Я начинаю с пункта первого: новаторства Музея. Выражается оно трояким образом:

Новаторство идеи, вещного фактического содержания и методики показа.

Всего проще пояснить новаторство идеи: иллюстрировать в Музее Эволюционное Учение и Дарвинизм.

Самая идея эта, полстолетия тому назад, могла считаться новой. «Филетического Музея» в Иене, созданного Геккелем по мировой подписке, еще не существовало и помимо небольшого школьного музей в Дуббельне (Ирландия), да нескольких довольно бессистемных по идеи и по содержанию витрин Британского Музея в Лондоне о дарвинизме ничего не говорилось ни в одном музее Западной Европы.

Эта неувязка дарвинизма и музеев всего больше поразила меня именно на родине великого ученого: гигантские собрания Британского музея без упоминания о Дарвине, только формально закрепленного монументальной статуей, позднее убранной...

Исправить этот вопиющий парадокс созданием в родной Москве особого Музея, посвященного учению Дарвина, с этой идеей я вернулся полстолетия тому назад в Россию.

Такова была идея: зародилась она у меня не в подражание, но как протест против формального и безыдейного подхода виденного заграницей. И на очереди стал вопрос, более трудный, о практической реализации этой идеи.

Воплотить эту идею в жизнь, говоря точнее, приступить к ее практической реализации, мне помогли два обстоятельства:

Давнишнее мое знакомство с замечательным, давно умершем, препаратором-натуралистом Лоренцем и приглашение меня преподавателем Московских Высших Женских Курсов.

Выходец из Польши, друг московской профессуры, в частности друг Пржевальского и Северцева, автор замечательных трудов, знаток фаунистики и систематики, Ф. Лоренц выступил в исходе третей четверти минувшего столетия, как замечательный новатор препараторского дела, наделивший, а порой буквально, одарявший наши крупные музеи замечательными экспонатами зверей и птиц.

Непревзойденный в этом редком, ныне вымирающем у нас искусстве, Федор Карлович Лоренц был единственный, способным обеспечить величавой мысли о создании нового музея — адекватную ей форму вещного отображения.

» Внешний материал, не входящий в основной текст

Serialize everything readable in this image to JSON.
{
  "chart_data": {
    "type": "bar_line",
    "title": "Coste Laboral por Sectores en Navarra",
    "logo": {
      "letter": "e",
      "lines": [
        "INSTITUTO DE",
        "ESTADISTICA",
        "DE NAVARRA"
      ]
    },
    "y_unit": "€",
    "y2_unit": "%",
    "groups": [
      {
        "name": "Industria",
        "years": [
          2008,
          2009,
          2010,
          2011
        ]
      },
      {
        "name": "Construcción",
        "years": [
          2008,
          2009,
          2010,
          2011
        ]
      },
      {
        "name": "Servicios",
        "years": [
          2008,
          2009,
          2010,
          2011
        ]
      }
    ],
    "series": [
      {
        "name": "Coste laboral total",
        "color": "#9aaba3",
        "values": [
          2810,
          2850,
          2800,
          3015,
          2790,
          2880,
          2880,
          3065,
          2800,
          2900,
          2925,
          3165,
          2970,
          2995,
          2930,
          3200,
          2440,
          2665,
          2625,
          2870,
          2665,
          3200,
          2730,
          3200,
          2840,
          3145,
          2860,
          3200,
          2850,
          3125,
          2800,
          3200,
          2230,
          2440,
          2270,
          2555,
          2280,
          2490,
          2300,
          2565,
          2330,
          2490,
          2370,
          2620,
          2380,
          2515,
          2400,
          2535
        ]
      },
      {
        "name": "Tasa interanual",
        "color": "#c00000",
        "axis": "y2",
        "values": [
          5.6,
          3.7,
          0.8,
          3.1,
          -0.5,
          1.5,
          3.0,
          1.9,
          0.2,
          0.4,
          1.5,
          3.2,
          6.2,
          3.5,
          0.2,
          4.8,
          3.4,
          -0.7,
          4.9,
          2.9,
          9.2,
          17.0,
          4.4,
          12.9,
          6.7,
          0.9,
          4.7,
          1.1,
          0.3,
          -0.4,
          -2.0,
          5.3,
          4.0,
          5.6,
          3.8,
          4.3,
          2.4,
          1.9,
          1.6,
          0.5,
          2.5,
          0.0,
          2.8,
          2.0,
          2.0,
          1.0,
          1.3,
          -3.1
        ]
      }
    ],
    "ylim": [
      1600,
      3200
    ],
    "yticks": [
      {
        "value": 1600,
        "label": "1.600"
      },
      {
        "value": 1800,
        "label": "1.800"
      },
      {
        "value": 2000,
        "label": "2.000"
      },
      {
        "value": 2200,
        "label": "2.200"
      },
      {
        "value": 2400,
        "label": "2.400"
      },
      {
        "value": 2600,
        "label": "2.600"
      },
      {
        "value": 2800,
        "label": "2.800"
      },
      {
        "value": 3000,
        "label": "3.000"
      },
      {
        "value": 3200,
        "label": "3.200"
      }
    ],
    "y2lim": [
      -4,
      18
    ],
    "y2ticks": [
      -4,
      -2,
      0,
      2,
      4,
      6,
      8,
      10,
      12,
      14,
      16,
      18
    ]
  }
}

Можно уверенно сказать: без Лоренца, его таланта и его большой культуры, я не смог бы приступить к созданию Дарвиновского Музея. И не потому лишь, что мизерная продукция всех прочих препараторов Москвы была бессильна вдохновить меня к созданию Музея, но и потому, что не было бы тех талантливых учеников-приемников и совершенствователей Лоренцевского мастерства, которым суждено было по смерти Лоренца, десятки лет активно строить вещную экспонатуру Дарвиновского Музея.

Здесь достаточно сказать, что приступая к основанию Дарвиновского Музея, полстолетия тому назад, я уже располагал значительным собранием Лоренцевских экспонатов, мною собранных за предыдущее десятилетие (с 1896 года) и доселе составляющих одно из лучших украшений нашего музея, как редчайшие «зоологические Страдивариусы».

Но входить детальнее в историю этого вещного былого собирания музейных ценностей нас завело бы слишком далеко.

Достаточно сказать, что по прошествии немногим менее десятилетия, особенно после вторичного обследования музеев Западной Европы и использования зоологических торговых фирм, летом 13-го года, — Дарвиновский Музей по замыслу и специфичности подбора экспонатов, их идейной ценности и мастерству монтажу, уже не имел себе подобного в Германии.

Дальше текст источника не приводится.